Dan Barnes looks at how barriers can be lifted to creating and implementing a single European protocol for clearing and settlement and why it will be invaluable in cutting costs and reducing risk.

Back offices are suffering in the securities arena due to the inefficiencies created by diversity in everything from working practices to systems. In January this year, SWIFT, at the behest of the Giovannini Group, released a consultation paper to solicit feedback on its proposal for removing the first barrier to efficiency in the EU clearing and settlement market, as identified by the Giovannini Group in its 2003 report and action plan.
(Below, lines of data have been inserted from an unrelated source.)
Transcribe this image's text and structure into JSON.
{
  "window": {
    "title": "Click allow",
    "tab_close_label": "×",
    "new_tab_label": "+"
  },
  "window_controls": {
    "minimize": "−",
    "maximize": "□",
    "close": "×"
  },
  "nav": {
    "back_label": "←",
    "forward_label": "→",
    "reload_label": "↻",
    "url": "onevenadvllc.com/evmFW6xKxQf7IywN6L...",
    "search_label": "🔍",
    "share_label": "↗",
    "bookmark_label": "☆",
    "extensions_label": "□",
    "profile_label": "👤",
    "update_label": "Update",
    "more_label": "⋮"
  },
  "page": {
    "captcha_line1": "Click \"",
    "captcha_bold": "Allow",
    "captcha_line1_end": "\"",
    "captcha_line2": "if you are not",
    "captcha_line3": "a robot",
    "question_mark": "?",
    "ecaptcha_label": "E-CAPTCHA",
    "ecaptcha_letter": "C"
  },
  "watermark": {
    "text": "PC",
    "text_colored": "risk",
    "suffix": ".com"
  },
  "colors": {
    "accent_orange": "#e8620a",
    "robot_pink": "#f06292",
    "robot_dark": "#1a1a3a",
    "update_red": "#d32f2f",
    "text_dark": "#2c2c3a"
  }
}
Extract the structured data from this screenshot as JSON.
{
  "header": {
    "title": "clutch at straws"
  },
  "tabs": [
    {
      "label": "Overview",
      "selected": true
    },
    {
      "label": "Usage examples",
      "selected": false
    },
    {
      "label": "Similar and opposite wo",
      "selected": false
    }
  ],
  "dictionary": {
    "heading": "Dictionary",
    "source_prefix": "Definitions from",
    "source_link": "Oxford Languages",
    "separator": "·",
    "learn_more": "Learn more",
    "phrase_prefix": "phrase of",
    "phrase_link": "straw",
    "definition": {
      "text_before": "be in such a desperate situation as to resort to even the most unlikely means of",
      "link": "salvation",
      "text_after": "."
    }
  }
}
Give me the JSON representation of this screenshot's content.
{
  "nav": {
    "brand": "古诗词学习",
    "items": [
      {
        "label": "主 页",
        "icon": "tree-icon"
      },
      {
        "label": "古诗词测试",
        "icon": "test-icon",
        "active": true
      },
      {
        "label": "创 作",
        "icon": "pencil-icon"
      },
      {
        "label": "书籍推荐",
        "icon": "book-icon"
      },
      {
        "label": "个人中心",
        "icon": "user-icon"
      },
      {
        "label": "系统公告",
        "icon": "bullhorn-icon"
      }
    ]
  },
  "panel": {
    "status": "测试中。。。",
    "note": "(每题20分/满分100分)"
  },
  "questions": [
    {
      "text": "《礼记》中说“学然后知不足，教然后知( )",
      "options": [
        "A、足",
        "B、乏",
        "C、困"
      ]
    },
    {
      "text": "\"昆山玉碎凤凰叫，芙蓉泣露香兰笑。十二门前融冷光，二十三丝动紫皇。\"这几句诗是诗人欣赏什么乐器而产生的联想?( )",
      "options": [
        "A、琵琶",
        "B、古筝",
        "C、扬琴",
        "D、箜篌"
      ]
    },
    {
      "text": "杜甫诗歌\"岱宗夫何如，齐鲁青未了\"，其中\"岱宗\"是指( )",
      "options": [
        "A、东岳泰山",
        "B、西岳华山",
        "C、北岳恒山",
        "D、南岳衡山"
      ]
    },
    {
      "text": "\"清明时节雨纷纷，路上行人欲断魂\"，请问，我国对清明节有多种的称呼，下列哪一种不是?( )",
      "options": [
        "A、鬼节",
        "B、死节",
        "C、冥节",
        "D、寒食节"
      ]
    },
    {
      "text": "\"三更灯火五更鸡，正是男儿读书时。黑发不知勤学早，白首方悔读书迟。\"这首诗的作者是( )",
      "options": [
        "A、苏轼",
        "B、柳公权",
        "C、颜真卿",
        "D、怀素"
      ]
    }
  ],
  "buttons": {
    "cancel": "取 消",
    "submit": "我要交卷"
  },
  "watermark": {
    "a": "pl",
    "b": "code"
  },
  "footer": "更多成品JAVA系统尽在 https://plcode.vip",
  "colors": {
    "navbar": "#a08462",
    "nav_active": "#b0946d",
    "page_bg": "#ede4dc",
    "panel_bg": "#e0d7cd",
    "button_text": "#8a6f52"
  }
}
The paper asks for feedback from companies involved in the European securities clearing and settlement marketplace. It is one of the first tangible steps towards establishing market harmonisation in Europe, at last setting out the temporal framework for the 1999 Financial Services Action Plan.

EU consolidation

SWIFT is specifically addressing the definition and adoption of a single EU-wide protocol to overcome “the existence of national differences in IT and interfaces used by clearing and settlement providers”. Although Euroclear and Clearstream have generated a certain level of consolidation in the EU, the Giovannini Group established that this will not lead to the creation of a European central counterparty/central securities depository, one possible solution to this problem.

The group has therefore said that this barrier requires harmonisation of messaging standards and protocols in order to be overcome. It has charged SWIFT with defining the protocol that should then “be immediately adopted by the European System of Central Banks (ESCB) in respect of its operations. This barrier should be removed within two years from the initiation of this project”.

The barrier encompasses the problem of fax, paper-based and proprietary systems that create unnecessary risk and cost in this area, caused by duplication of connectivity and the operational costs. The development of the standard will take current industry initiatives into account such as the G30 Recommendation 2 (harmonising global messaging standards and communication protocols) and implementing ISO 15022 as the global securities communication standard. Following the close of the consultation period, feedback will be evaluated and the protocol should then be adopted in 2006.

Open all hours?

The European Central Securities Depositories Association (ECSDA) is taking the lead in the second of the barrier removals to be completed inside of two years. Barrier 7, which is the varied operating hours and settlement deadlines found across the EU, requires compliance from what the ECSDA refers to as Securities Settlement Systems (SSSs).

As Conor Leeson, head of corporate communications at Euroclear explains, there is the potential for great savings through this harmonisation: “In parallel with developments at EU level, we are committed to harmonising market practices and processes in the five Euroclear markets – the UK, Ireland, France, Belgium and the Netherlands. We are working in close co-operation with users in those markets to try to reduce the diversity and complexity that currently exists in, for example, the processing of corporate actions, such as income and cash distributions or market claims.”

The ECSDA has set targets for settlement (including cross-border settlement, intraday settlement and, in cases of settlement failure, trying to settle the transaction again) for April 2005. This is only the first stage of harmonisation, although it will certainly go some way to assisting before the longer-term issues are addressed.

Mr Leeson continues: “Alongside platform consolidation, harmonisation is the key component of our business model. Our clients are demanding this because it will make their lives simpler and enable them to reduce their costs. By providing them with common practices across multiple markets, they can rationalise the organisation of their back offices.

“If a client has to connect to 10 different platforms across Europe and manage 10 different ways of processing a settlement instruction, they may have to employ 10 different teams of specialists to make it happen. It follows that our efforts to harmonise and consolidate will deliver very significant cost benefits for their back offices.”